Paper 1 proposes a fundamentally novel paradigm—using images as the sole reasoning medium for LLMs—which challenges a core assumption in the field (that reasoning must be text-based). This concept of 'optical reasoning' opens entirely new research directions for multimodal AI, demonstrates practical benefits (28.57% token reduction), and applies broadly across mathematical, scientific, and multimodal tasks. Paper 2, while rigorous and valuable for LLM evaluation, is more incremental as an analysis/benchmarking framework. Paper 1's paradigm-shifting nature and broad applicability give it higher potential for transformative impact.
Paper 1 proposes a fundamental paradigm shift by using images as a standalone reasoning medium instead of text, challenging traditional Chain-of-Thought methods. This high novelty could spark an entirely new direction in multimodal model architecture and reasoning efficiency. Paper 2, while highly practical and effective for agentic workflows, represents a more incremental architectural enhancement over existing RAG systems.

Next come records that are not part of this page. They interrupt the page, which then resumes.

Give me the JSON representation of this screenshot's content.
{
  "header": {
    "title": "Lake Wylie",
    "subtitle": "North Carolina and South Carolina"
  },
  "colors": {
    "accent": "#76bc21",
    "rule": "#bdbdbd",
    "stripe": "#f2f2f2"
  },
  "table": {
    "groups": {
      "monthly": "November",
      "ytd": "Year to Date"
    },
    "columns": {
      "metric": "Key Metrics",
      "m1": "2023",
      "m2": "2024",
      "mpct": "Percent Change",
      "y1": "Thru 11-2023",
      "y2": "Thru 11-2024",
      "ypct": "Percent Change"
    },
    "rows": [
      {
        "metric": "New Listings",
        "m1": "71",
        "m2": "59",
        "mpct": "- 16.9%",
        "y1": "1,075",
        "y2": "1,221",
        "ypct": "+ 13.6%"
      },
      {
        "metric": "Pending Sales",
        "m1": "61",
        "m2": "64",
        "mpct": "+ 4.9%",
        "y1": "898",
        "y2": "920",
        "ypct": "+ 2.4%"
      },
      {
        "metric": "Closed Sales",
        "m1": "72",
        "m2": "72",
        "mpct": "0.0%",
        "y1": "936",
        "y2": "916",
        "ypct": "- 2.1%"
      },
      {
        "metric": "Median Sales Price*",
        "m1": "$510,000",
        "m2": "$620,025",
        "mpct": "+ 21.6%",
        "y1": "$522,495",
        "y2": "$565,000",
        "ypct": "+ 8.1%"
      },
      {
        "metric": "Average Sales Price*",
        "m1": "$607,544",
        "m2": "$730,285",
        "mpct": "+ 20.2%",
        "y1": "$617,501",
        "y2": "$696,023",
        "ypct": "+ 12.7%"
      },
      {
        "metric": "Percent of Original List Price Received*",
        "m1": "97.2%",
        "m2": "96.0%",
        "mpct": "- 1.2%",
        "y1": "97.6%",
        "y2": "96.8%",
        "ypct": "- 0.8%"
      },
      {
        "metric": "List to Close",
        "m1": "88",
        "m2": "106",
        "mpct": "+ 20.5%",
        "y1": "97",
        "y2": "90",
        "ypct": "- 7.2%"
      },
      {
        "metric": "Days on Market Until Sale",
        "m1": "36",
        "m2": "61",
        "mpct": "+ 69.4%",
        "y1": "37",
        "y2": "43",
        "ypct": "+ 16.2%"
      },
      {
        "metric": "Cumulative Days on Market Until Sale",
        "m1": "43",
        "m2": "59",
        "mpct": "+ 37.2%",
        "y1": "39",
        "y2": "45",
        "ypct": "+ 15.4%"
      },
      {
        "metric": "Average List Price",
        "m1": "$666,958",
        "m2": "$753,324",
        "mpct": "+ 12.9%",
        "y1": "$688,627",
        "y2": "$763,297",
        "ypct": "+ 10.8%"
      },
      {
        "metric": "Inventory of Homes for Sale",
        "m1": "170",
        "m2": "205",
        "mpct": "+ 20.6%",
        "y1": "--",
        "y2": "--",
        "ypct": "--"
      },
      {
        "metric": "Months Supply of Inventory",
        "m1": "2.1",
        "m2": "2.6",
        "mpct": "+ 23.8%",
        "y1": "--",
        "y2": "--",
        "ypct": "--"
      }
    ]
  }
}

Paper 1 introduces a paradigm-shifting concept by proposing images as a standalone reasoning medium, challenging the text-centric status quo of Chain-of-Thought reasoning. This highly novel approach opens entirely new research directions in multimodal foundation models and knowledge representation. While Paper 2 offers a highly practical and rigorous system-level optimization for RAG efficiency, Paper 1's conceptual innovation is more likely to inspire a broader range of follow-up scientific research across the AI community, giving it higher potential for long-term scientific impact.